Converting Between Formats

# From PyArrow
import pyarrow as pa
arrow_table = pa.table({'x': [1, 2, 3], 'y': ['a', 'b', 'c']})
orso_df = orso.DataFrame.from_arrow(arrow_table)

# To Pandas
pandas_df = orso_df.pandas()

Features

  • Lightweight: Minimal overhead for tabular data operations
  • Row-based: Optimized for row-oriented operations
  • Interoperable: Easy conversion to/from PyArrow, Pandas
  • Schema-aware: Built-in data validation and type checking
  • Fast serialization: Efficient conversion to bytes, tuples, and dictionaries

API Reference

DataFrame Class

The main DataFrame class provides the following key methods:

  • DataFrame(dictionaries=None, *, rows=None, schema=None) - Constructor
  • display(limit=5, colorize=True, show_types=True) - Pretty print the DataFrame
  • arrow(size=None) - Convert to PyArrow Table
  • pandas(size=None) - Convert to Pandas DataFrame
  • from_arrow(tables) - Create DataFrame from PyArrow Table(s)
  • fetchall() - Get all rows as list of Row objects
  • collect() - Materialize the DataFrame
  • append(other) - Append another DataFrame
  • distinct() - Get unique rows

Properties

  • rowcount - Number of rows
  • columncount - Number of columns
  • column_names - List of column names
  • schema - Schema information

Development

Building from Source

# Clone the repository
git clone https://github.com/mabel-dev/orso.git
cd orso

# Install dependencies
pip install -r requirements.txt
pip install -r tests/requirements.txt

# Build Cython extensions
make compile

# Run tests
make test

Contributing

Orso is part of the Mabel ecosystem. Contributions are welcome!
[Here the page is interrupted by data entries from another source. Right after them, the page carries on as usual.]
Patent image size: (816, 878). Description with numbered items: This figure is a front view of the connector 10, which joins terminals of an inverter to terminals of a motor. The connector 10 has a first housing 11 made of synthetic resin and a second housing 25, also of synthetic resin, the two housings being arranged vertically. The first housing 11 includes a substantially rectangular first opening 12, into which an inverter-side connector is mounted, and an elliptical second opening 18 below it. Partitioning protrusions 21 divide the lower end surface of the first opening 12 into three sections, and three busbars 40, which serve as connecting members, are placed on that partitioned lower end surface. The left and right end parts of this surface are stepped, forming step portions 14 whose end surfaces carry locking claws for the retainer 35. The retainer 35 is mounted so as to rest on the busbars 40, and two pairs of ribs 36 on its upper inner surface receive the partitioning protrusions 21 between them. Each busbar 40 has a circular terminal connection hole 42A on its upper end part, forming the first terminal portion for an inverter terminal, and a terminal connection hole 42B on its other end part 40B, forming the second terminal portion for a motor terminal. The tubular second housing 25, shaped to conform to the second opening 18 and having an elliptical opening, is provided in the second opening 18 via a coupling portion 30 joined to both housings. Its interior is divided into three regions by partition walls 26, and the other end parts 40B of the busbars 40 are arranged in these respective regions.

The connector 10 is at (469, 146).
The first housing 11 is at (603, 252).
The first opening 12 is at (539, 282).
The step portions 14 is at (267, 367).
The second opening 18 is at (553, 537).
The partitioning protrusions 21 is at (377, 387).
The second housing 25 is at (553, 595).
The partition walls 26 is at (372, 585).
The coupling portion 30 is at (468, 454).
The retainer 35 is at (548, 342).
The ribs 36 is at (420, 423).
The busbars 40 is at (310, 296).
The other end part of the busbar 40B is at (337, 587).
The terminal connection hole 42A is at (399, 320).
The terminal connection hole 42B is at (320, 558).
Please ensure:

  1. All tests pass: make test
  2. Code follows the project style: make lint
  3. New features include appropriate tests
  4. Documentation is updated for API changes

Performance Benchmarking

Orso includes a comprehensive performance benchmark suite to compare different versions:

# Run full benchmark suite
python tests/test_benchmark_suite.py

# Compare two versions
python tests/test_benchmark_suite.py -o baseline.json
# <switch version>
python tests/test_benchmark_suite.py -o current.json -c baseline.json

See BENCHMARK_SUITE.md for detailed documentation.

License

License

Orso is licensed under Apache 2.0 unless explicitly indicated otherwise.

Status

Status

Orso is in beta. Beta means different things to different people, to us, being beta means:

  • Interfaces are generally stable but may still have breaking changes
  • Unit tests are not reliable enough to capture breaks to functionality
  • Bugs are likely to exist in edge cases
  • Code may not be tuned for performance

As such, we really don't recommend using Orso in critical applications.

Related Projects

  • Opteryx - SQL query engine for data files
  • Mabel - Data processing framework

Project details


Release history Release notifications | RSS feed

Download files

Download the file for your platform. If you're not sure which to choose, learn more about installing packages.

Source Distribution

orso-0.0.239.tar.gz (349.2 kB view details)

Uploaded Source

Built Distributions

If you're not sure about the file name format, learn more about wheel file names.

orso-0.0.239-cp314-cp314t-manylinux2014_x86_64.manylinux_2_17_x86_64.manylinux_2_34_x86_64.whl (908.2 kB view details)

Uploaded CPython 3.14tmanylinux: glibc 2.17+ x86-64manylinux: glibc 2.34+ x86-64

orso-0.0.239-cp314-cp314-manylinux2014_x86_64.manylinux_2_17_x86_64.whl (907.4 kB view details)

Uploaded CPython 3.14manylinux: glibc 2.17+ x86-64

orso-0.0.239-cp314-cp314-macosx_10_15_universal2.whl (323.1 kB view details)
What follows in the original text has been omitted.